陆无咎捏着她的下巴,薄唇微微动,擦过她的唇角:“你说呢?”
他干嘛用唇碰她?难不成……
连翘捂住脸:“不行!”
脸庞红彤彤的,整个人快红成了煮熟的虾子。
可爱地让人想欺负透。
陆无咎恶劣地拈了拈她耳垂:“为什么不行?解毒而已,你怕什么,解不开可是要筋脉尽断的,碎片马上就要集齐了,你难道想这个时候功亏一篑?”
连翘咬着唇有些犹豫。
陆无咎声音低沉:“仙剑大会也快到了,你不是一直想拿第一,不争了?”
连翘更加迟疑,别别扭扭:“可是,就算我肯,你愿意吗?”
“姑且试试。”陆无咎声音平静,一副公事公办的神情。
连翘心想他都肯勉为其难了,她再忸怩就太不像话了。
于是她一骨碌躺了回去,埋在枕头里:“好了。”
“这就好了?裙子呢?自己卷起来。”陆无咎语气冷淡。
连翘不情不愿,轻咬着唇,鼓足勇气才撩起裙摆慢吞吞地往上拉。
然后,她闭上了眼,心如擂鼓,黑暗中,似乎有温热的呼吸缓缓靠近,顺着她白皙的小腿一点一点地往上攀。
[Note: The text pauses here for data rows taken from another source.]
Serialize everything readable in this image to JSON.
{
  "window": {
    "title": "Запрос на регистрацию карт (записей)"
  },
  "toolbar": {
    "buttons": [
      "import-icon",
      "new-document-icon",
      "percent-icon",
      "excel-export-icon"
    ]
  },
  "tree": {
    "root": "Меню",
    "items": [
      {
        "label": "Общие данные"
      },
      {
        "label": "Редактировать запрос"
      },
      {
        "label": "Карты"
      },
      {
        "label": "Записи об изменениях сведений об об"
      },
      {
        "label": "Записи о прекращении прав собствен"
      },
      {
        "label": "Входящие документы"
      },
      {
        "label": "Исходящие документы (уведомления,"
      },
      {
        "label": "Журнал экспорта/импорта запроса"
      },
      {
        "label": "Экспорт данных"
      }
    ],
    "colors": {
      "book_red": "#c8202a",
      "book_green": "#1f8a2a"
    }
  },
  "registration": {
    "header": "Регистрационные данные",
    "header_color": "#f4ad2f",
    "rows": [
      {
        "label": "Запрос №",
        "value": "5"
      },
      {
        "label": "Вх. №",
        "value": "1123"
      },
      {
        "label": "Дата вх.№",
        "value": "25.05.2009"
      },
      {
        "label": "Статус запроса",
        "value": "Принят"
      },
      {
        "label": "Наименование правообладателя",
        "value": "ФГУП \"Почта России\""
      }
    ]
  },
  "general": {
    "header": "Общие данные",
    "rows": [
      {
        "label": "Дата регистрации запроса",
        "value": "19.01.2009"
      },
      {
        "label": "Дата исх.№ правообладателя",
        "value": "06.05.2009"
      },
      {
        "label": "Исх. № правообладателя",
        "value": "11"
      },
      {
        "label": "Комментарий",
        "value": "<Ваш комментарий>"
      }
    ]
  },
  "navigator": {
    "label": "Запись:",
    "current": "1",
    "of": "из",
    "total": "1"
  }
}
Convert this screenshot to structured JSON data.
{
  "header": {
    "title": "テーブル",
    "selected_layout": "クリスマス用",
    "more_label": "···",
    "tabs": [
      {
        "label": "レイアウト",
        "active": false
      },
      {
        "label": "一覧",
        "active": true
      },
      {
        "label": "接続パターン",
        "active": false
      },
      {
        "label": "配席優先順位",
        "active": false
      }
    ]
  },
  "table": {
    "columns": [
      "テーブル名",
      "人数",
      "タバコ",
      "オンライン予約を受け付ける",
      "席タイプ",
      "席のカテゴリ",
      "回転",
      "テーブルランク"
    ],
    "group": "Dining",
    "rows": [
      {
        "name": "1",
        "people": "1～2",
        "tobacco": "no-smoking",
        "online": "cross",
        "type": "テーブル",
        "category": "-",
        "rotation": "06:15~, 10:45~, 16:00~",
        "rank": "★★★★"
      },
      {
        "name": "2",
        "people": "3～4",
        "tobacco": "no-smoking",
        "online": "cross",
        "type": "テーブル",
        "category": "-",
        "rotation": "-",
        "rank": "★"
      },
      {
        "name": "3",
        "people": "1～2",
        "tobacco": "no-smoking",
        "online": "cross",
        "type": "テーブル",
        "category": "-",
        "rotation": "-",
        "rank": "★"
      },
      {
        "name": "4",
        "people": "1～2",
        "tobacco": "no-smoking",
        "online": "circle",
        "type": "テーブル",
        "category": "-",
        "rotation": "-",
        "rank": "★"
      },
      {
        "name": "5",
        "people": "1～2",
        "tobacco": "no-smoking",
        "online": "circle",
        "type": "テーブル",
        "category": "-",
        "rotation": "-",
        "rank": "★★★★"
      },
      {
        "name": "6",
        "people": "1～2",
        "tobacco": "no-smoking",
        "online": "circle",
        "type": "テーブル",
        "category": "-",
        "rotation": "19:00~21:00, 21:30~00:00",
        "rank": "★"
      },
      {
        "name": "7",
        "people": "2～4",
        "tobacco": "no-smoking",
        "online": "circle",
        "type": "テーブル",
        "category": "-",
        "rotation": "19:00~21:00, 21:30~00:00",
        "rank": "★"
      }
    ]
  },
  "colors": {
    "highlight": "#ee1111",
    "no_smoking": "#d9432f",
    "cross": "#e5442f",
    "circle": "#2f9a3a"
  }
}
一只手却强势地挡住,紧接着他两手缓缓下滑握住她脚踝。
往上一折贴上来的那一刻,连翘脑中一片空白。
她先是咬唇哼哼,许久后又哭又闹,推搡着躲开。
陆无咎倒是没继续亲了,反而向上搂住她的背,在她耳边低低问要不要换个方法。
连翘情绪正被吊得高高的,问都不问什么方法就胡乱地点头。
陆无咎无声笑笑,一边拉开她的膝,一边解着腰带。
就在此时,一阵急促拍门声传来。
似乎是周见南和晏无双找过来了,两个人一起站在门外,用力地拍着门问是不是他们回来了。
连翘整个人瞬间清醒了,她推着陆无咎的肩膀。
“等等,好像有人来了。”
“有吗?”
陆无咎不动声色,丢了个隔音罩。
连翘再侧耳一听,果然没有声音了。
但被这么一打断,她头脑清醒了许多,问道:“什么时辰了?”
陆无咎继续缠着她的脖子吻:“还早。”
连翘浑身汗透,偏偏他身上又极热,她忍不住躲开,手一抬,发现上面的红线已经消失了,于是立即爬了起来。
“不要了,已经到一个时辰了。”
她松了一口气,陆无咎脸色却阴着。
连翘浑然不觉,这时,龙舟突然开始剧烈晃动,她凑到窗边探头看了一眼,帘子一拉开,魂差点没被吓飞。
只见晏无双和周见南不知何时找来了。
看起来十分着急,晏无双甚至拎起两把大锤,作势要砸起龙舟来。
连翘赶紧拉上了帘子。
“完了,他们怎么找来了,一定是发现我们的龙舟了,该不会刚刚那声音是他们在叫我们吧?”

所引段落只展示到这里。